Corey Widen, mom to Dorothy, says she was just trying to teach her daughter a little independence and responsibility — a lesson that ended with an investigation from local police and child services. During an appearance on Good Morning America, Widen says she could see her daughter out of her front window for most of the little girl’s walk around their suburban Chicago neighborhood.
Not long after Dorothy returned with the family dog, Marshmallow, police came knocking on the Widens’ door. Apparently, a neighbor called to report that a child — incorrectly assumed to be five years old — was walking the dog alone. Wilmette Police Chief Kyle Murphy tells The Washington Post that after meeting with Corey and Dorothy, he determined there was no wrongdoing on the mother’s part. But, understandably, the visit from police rattled the mother and daughter.

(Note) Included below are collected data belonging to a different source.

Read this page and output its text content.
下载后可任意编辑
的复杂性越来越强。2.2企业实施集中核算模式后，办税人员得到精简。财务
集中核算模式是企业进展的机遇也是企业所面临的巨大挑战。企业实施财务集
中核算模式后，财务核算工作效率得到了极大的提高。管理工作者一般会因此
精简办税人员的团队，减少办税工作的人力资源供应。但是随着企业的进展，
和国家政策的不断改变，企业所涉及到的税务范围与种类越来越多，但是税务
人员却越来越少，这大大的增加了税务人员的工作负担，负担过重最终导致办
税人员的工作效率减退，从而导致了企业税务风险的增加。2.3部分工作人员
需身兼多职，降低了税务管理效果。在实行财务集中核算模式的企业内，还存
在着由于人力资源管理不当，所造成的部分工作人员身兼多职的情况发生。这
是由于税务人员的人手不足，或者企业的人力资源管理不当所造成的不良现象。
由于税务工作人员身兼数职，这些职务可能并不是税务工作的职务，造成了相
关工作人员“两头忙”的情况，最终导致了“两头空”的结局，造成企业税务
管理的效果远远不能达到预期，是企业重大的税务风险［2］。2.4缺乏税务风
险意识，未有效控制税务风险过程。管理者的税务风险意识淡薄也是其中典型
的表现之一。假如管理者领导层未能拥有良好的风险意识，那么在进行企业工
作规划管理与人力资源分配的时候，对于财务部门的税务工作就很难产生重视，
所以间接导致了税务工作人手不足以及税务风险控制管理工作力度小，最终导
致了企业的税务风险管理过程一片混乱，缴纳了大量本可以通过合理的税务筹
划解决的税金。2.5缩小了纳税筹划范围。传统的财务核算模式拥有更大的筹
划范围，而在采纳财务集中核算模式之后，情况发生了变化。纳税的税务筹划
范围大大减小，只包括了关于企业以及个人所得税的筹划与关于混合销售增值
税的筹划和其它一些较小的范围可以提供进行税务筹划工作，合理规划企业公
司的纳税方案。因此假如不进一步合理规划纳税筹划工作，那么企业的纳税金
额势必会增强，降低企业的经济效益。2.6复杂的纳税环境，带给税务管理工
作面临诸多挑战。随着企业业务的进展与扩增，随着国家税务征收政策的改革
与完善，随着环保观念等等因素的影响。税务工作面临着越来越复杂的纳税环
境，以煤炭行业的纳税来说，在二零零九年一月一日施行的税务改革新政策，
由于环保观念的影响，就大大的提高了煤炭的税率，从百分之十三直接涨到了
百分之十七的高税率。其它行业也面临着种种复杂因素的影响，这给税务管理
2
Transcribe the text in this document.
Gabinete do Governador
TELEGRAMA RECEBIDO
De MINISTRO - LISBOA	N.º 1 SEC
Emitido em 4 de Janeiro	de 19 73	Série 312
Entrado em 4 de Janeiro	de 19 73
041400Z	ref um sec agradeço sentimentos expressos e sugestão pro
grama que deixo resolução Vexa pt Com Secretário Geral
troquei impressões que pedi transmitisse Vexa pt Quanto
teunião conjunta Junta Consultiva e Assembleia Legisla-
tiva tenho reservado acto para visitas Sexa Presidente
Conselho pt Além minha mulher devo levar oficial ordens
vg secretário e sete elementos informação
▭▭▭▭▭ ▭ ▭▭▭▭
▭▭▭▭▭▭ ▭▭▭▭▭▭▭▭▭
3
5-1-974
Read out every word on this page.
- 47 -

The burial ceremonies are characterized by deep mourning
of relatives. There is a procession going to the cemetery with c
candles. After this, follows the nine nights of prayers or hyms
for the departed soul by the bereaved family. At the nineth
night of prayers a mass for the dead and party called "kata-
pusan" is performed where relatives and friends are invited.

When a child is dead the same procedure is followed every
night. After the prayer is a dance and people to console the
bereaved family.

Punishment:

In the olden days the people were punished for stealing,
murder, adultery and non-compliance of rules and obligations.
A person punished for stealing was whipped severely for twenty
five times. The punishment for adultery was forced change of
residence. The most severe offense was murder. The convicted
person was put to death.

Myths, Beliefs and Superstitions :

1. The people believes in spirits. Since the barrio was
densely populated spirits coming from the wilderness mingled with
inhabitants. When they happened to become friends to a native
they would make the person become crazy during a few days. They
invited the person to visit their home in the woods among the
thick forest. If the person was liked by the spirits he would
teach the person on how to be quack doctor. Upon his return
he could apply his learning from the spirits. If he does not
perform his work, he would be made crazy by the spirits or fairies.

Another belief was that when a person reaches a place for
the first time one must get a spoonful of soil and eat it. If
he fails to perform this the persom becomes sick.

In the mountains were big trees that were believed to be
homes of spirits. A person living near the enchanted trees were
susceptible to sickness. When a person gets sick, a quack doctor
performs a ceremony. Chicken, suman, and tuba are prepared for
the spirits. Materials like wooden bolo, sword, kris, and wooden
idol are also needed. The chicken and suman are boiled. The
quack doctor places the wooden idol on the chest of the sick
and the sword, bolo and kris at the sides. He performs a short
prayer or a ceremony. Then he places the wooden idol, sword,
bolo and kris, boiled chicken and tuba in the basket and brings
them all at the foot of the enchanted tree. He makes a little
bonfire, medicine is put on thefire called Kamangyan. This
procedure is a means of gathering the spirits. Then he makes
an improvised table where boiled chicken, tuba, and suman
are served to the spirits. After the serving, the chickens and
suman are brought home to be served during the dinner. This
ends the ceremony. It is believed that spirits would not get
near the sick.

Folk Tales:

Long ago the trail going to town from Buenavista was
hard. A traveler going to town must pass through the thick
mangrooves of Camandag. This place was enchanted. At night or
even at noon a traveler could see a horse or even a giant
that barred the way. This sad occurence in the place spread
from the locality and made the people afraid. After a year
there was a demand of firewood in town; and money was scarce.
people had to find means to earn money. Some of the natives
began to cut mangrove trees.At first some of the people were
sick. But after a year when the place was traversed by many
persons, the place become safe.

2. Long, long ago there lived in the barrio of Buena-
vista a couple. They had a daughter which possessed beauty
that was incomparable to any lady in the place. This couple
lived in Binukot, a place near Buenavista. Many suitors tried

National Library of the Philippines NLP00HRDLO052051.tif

“I was like really scared,” Dorothy says. “I saw the police just there, like the police’s car and I heard the like sirens going off.” Unfortunately, the police visit wasn’t enough to satisfy the neighbor’s concern, because the Illinois Department of Children and Family Services received a call as well. An investigation into the Widen family was open for almost two weeks.
DCFS eventually closed the case, also unable to find any evidence of negligence or wrongdoing. Widen feels the whole situation grew out of control, and that it should never have happened in the first place. “The initial call was for an unattended 5-year-old, and once they knew I didn’t even have a 5-year-old, it should have stopped there,” she tells ABC News. “I don’t think it should have made it past the hotline that a little girl walking her dog needs to be investigated.”
This is a very touchy subject for parents everywhere — finding the balance between letting our children be independent and keeping them safe at the same time. When I turned eight, I was finally allowed to ride my bike a few blocks away from our house by myself. Usually, my dad and baby sister would trail behind, letting me feel independent but keeping an eye on me just the same. It’s similar to what this mom did, by letting her little girl walk alone while still keeping an eye on her from the house.
Parents who do try to give their kids tiny freedoms like this aren’t wrong. Parents who aren’t ready for these little freedoms aren’t wrong. It all depends on the child, the parents, the neighborhood — finding this balance looks different for every family and is absolutely situational.
After the incident and the attention her family received afterward, locally and nationally, Widen shared her frustrations that law enforcement resources were “wasted” in the process.
“Don’t judge a book by its cover,” she says. “You don’t know every situation, you don’t know every child. When you do things like this, you overwhelm an already overwhelmed system with nuisance calls like this, and kids and families who really need help don’t get it then.”